21 Luglio @Parco dei Camaldoli
Niente di meglio che passare una serata d’estate afosa napoletana al Parco Dei Camaldoli, e per questa freschezza improvvisa e gita fuori porta bisogna ringraziare Bulbart che ci guida verso il “Festival dell’Orso“: la Napoli alta, quella che corre persino sopra il Vomero e Posillipo è una Napoli che si copre a sera tarda con giubbini arditi, dicono che fa freddo, ma il ricordo delle notti insonni di calura ci consente di resistere ed apprezzare. Se poi il tutto è contornato da musica e stand all’aperto che servono da bere e mangiare, ma anche fare shopping compulsivo, le cose vanno anche meglio. ”Torneremo abbronzati di luna”, ci diciamo mentre saliamo sempre più alti verso l’Eremo dei Camaldoli, e poi ci mischiamo alla folla che cammina buia nella foresta di alberi. E’ un contesto già di per sè poetico, mentre riscendi il vialetto pieno di verde e arrivi all’anfiteatro: da un lato hai Napoli sotto i piedi, con tutto il suo panorama (vedi Napoli e poi muori), e poi c’è la musica che ti accompagna le orecchie.
Quando arriviamo hanno appena cominciato a suonare i Low-fi, gruppo di base a Napoli ma dal sound non napoletano, tanto che qualcuno dice ”questi sembrano venuti da Berlino”, e come dirgli che no, quando basso e chitarra incalzano e ci rapiscono sullo sfondo di un buio interrogativo, dove i volti degli altri somigliano a chiaroscuri di cui sfuggono i lineamenti precisi e l’incalzare degli sguardi, e durante Something (che è uno di quei pezzi da riacoltare in loop) tutto diventa berlinerstyle, anche la birra se stai sorseggiando birra, e il fresco addosso. I Low-fi sono una conferma.

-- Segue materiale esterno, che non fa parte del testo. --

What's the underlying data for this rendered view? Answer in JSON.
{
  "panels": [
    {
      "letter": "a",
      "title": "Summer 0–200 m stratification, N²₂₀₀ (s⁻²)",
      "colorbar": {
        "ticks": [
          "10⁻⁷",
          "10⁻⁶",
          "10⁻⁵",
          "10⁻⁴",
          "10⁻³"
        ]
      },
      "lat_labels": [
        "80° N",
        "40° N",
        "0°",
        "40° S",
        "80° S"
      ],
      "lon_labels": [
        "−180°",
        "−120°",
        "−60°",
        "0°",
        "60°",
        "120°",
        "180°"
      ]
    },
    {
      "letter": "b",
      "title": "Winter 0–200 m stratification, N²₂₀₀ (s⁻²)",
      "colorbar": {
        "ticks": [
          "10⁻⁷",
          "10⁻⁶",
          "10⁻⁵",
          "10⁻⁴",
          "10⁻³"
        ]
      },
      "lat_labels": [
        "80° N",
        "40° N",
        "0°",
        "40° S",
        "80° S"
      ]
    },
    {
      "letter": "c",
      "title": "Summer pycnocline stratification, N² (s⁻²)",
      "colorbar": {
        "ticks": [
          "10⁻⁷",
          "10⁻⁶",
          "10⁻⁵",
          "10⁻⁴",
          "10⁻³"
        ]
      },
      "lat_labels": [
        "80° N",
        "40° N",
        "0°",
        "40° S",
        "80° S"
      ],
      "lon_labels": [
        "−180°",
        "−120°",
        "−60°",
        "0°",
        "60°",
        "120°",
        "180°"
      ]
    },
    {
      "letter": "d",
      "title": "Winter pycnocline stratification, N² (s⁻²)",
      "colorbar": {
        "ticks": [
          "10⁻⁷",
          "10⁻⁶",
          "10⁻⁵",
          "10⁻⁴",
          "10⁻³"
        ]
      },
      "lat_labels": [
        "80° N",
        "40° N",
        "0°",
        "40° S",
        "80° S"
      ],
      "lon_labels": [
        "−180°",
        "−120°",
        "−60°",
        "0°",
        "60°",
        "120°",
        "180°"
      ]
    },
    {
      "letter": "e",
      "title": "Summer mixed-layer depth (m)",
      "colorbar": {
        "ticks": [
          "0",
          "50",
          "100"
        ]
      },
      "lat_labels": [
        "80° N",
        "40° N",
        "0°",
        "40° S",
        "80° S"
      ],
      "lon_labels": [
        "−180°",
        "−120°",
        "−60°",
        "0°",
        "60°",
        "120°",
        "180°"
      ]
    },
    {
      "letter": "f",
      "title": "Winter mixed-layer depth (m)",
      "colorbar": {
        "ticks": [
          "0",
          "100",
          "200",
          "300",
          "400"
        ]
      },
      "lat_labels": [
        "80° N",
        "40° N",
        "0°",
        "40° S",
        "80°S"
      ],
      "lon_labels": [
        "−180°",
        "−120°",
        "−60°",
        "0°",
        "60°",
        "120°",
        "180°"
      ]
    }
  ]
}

È un festival per tutte le orecchie preparate al Ventunesimo secolo, abbiamo anche il tempo di impostare una diatriba sul senso profondo del sottofondo musicale che sta diventando la musica elettronica oggi mentre sul palco preparano i Mac per far suonare Machweo, nome d’arte di Giorgio Spedicato. Per capire di cosa stiamo parlando quando parliamo del sound-Machweo vi consigliamo un brano a caso, U sad, un’electro liquida e percussiva con pezzi lunghi ed avvolgenti. Se siete di quelli che alla parola elettronica storcono il naso, dimenticate la house che si ascolta in discoteca e si balla col braccio alzato: la chillwave che si respira al parco dei Camaldoli è l’ondata di fresco che si prova ad immergersi in una piscina, il brividino dietro la nuca di una folata di vento, e la proposta Machweo è di quelle che conquistano al volo.

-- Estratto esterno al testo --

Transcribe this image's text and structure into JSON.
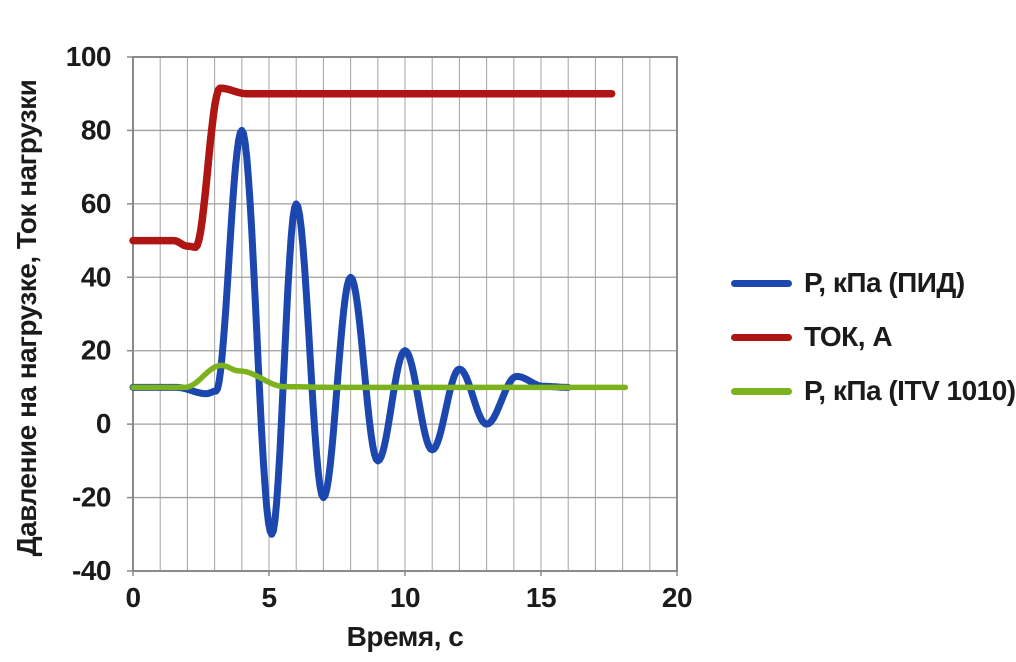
{
  "chart_data": {
    "type": "line",
    "title": "",
    "xlabel": "Время, с",
    "ylabel": "Давление на нагрузке, Ток нагрузки",
    "xlim": [
      0,
      20
    ],
    "ylim": [
      -40,
      100
    ],
    "x_ticks": [
      0,
      5,
      10,
      15,
      20
    ],
    "y_ticks": [
      100,
      80,
      60,
      40,
      20,
      0,
      -20,
      -40
    ],
    "x_minor_grid_step": 1,
    "grid": true,
    "legend_position": "right-center",
    "frame_color": "#8a8a8a",
    "grid_color": "#ababab",
    "series": [
      {
        "id": "pid",
        "name": "Р, кПа (ПИД)",
        "color": "#1c47ae",
        "width": 7,
        "points": [
          [
            0,
            10
          ],
          [
            1.6,
            10
          ],
          [
            2.7,
            8.3
          ],
          [
            3.05,
            9
          ],
          [
            4,
            80
          ],
          [
            5.1,
            -30
          ],
          [
            6,
            60
          ],
          [
            7,
            -20
          ],
          [
            8,
            40
          ],
          [
            9,
            -10
          ],
          [
            10,
            20
          ],
          [
            11,
            -7
          ],
          [
            12,
            15
          ],
          [
            13,
            0
          ],
          [
            14.1,
            13
          ],
          [
            15.1,
            10.3
          ],
          [
            16,
            10
          ]
        ]
      },
      {
        "id": "tok",
        "name": "ТОК, А",
        "color": "#ae1614",
        "width": 7.5,
        "points": [
          [
            0,
            50
          ],
          [
            1.5,
            50
          ],
          [
            2.0,
            48.5
          ],
          [
            2.3,
            48.2
          ],
          [
            3.2,
            91.5
          ],
          [
            4.2,
            90
          ],
          [
            17.6,
            90
          ]
        ]
      },
      {
        "id": "itv1010",
        "name": "Р, кПа (ITV 1010)",
        "color": "#7cb21e",
        "width": 5.5,
        "points": [
          [
            0,
            10
          ],
          [
            1.9,
            10
          ],
          [
            3.25,
            16
          ],
          [
            3.9,
            14.5
          ],
          [
            5.6,
            10.2
          ],
          [
            7.5,
            10
          ],
          [
            18.1,
            10
          ]
        ]
      }
    ]
  }
}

Tanto che, subito dopo, sale sul palco Go Dugong e non ci entusiasma poi tanto, sarà forse perché nella sua elettronica è preponderante un uso massiccio dei sample vocali. Certi sound sono una questione di sentimenti: qui non contano i testi, ma la musica viva nella carne, e se non rapisce non rapisce. Go Dugong ricorda più un pezzo controversamente mainstream come A.M.A. di Maps, che ha momenti in cui arriva diretta e altri in cui sembra di stare dentro una dancehall nel 2001. La chiara sensazione che abbiamo è che comunque questi performers nulla abbiano da invidiare alle sonorità che siamo abituati a farci arrivare dai laptop di ricchi e talentuosi ragazzi dell’UK o degli USA: è musica che suona moderna ed è bello che le si dia spazio anche a Napoli.
Infine arriva il nome di punta della prima serata della rassegna, ovvero la Casa del Mirto, progetto dall’anima trentino-jugoslava che suona elettronica. Sono in tre dietro le macchine e un frontman alla voce, con tanto di cappellino bianco. Le atmosfere sono rarefatte e oniriche, la loro musica coinvolge e muove una grande massa sonora. Pezzi lunghi, atmosfere dilatate e loop continui per un raffinato mix di dream pop e glo-fi. La musica dei Casa del mirto è evocativa, come il loro nome e avvolge e inghiottisce come un vortice vellutato e piacevole al tatto.
Il primo giro è andato bene, vi resta un’altra occasione per non perdere lo scenario dei Camaldoli invaso dalla musica del Festival Dell’Orso e rinfrescarvi dall’afa violenta. Fate tardi, e perdetevi nella natura.